Same listing this time via a "free” search engine, now at $253.50


Unlike new books, which can be uploaded from a publisher-generated, industry-standard database, used books must be examined and entered one at a time. Moreover, the pricing which might have held within the confines of a store has to be re-examined in the context of the marketplace in which the book is sold, and then adjusted based on competitive offerings.

That said, my data entry skills are as fast as those of anyone else I know, and it still takes me a long time to do data entry for a single antique book. I can’t tell you how many nights and weekends I have stayed up late, typing entries into my store’s database in order to get enough titles online to reach critical mass in Internet sales.

Consider the situation of booksellers who own tens of thousands of titles, and are faced with this daunting task for the first time. Like many mature business owners, they may not know how to type at all, let alone how to use a computer efficiently. There are technological barriers as well: How do you use a database? What kind of Internet connection is necessary? Who is going to take digital pictures and how do you process and edit them? Where on the Internet do you even sell your books?

What about personnel? Who is going to do all this data entry, and who do you trust to do it? I’ve trained a couple of people, who shortly thereafter have gone out and started their own Internet book businesses — not a very satisfying activity.

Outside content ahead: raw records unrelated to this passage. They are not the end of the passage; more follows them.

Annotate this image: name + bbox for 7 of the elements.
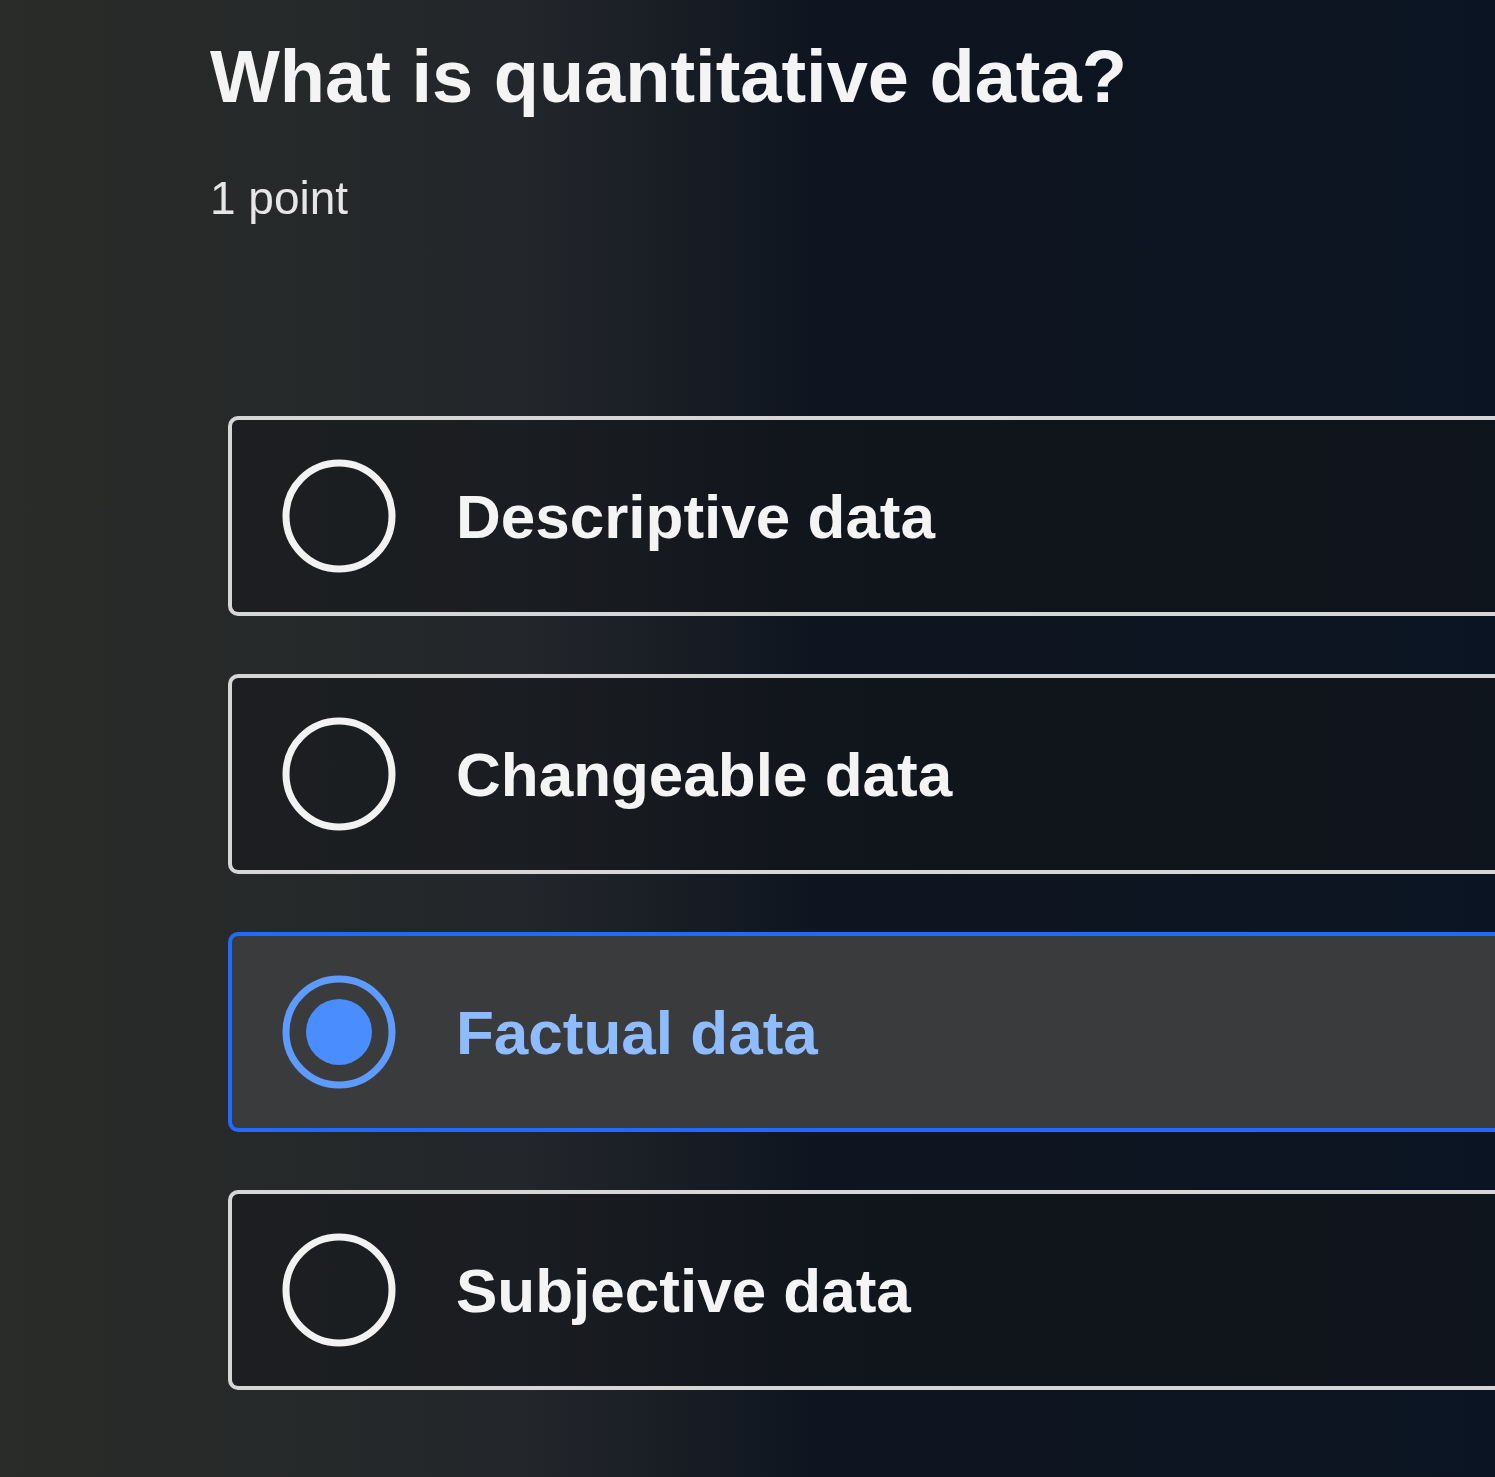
answer-option[interactable]: Descriptive data — [228, 416, 1495, 617]
answer-option[interactable]: Factual data — [228, 932, 1495, 1133]
radio-button[interactable] — [282, 975, 396, 1090]
answer-option[interactable]: Changeable data — [228, 674, 1495, 875]
answer-option[interactable]: Subjective data — [228, 1190, 1495, 1391]
points-label: 1 point — [210, 171, 349, 227]
question-title: What is quantitative data? — [210, 34, 1128, 120]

In the end, after reaching “critical mass” in our store, we just settled on my own abilities to do data entry and developed a more relaxed attitude about the thousands of books sitting around in boxes waiting for their chance to shine online. But it remains a problem — whereas in a physical shop books of a genre can be shelved together and easily found by customers, on the Internet you cannot sell what you haven’t listed.

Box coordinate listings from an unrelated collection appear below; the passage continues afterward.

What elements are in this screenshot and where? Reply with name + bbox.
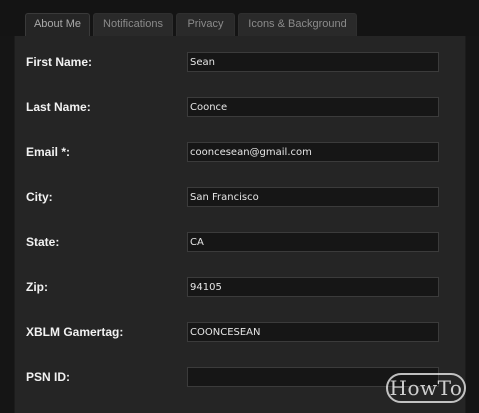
first-name-input[interactable] [187, 52, 439, 72]
email-label: Email *: [26, 145, 71, 159]
last-name-input[interactable] [187, 97, 439, 117]
state-label: State: [26, 235, 60, 249]
tab-bar: About Me Notifications Privacy Icons & B… [0, 0, 479, 37]
zip-input[interactable] [187, 277, 439, 297]
tab-icons-background[interactable]: Icons & Background [238, 13, 357, 36]
xblm-gamertag-label: XBLM Gamertag: [26, 325, 124, 339]
state-input[interactable] [187, 232, 439, 252]
xblm-gamertag-input[interactable] [187, 322, 439, 342]
last-name-label: Last Name: [26, 100, 91, 114]
howto-watermark-logo: HowTo [386, 373, 466, 403]
tab-privacy[interactable]: Privacy [176, 13, 235, 36]
city-label: City: [26, 190, 53, 204]
email-input[interactable] [187, 142, 439, 162]
first-name-label: First Name: [26, 55, 93, 69]
psn-id-label: PSN ID: [26, 370, 71, 384]
city-input[interactable] [187, 187, 439, 207]
zip-label: Zip: [26, 280, 48, 294]
tab-notifications[interactable]: Notifications [93, 13, 173, 36]
about-me-form-panel [14, 36, 466, 413]
tab-about-me[interactable]: About Me [25, 13, 90, 37]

Many traditional sellers have responded to this problem by giving up the ghost and selling their inventory at huge discounts to the hordes of book predators that hang around at book sales, rather than trying to climb the steep computer-and-data-entry learning curve and commit to doing this very detailed and time-consuming work on their own. And in their absence a new generation of computer-literate dealers has proliferated, whose skills lie more in the realm of computer programming than in higher education.

These programmer-sellers have come up with solutions to the bookseller inventory problem that are large on creativity, but fall a bit short on ethics, let alone customer service and respect for the trade. Let me give you some examples…

There are dealers’ listings on all of the major bookselling trading sites that appear to be identical. They will say things like “in used or better condition, may have remainder mark” as though they are not sure what their book even looks like. These sellers are not just saving time by repeating the same description — they don’t know what their book looks like because they don’t own it. Instead they have posted hollow computer-generated listings based on ISBN numbers and have populated the description fields with stock comments, such as the all-inclusive “Very Good Condition”.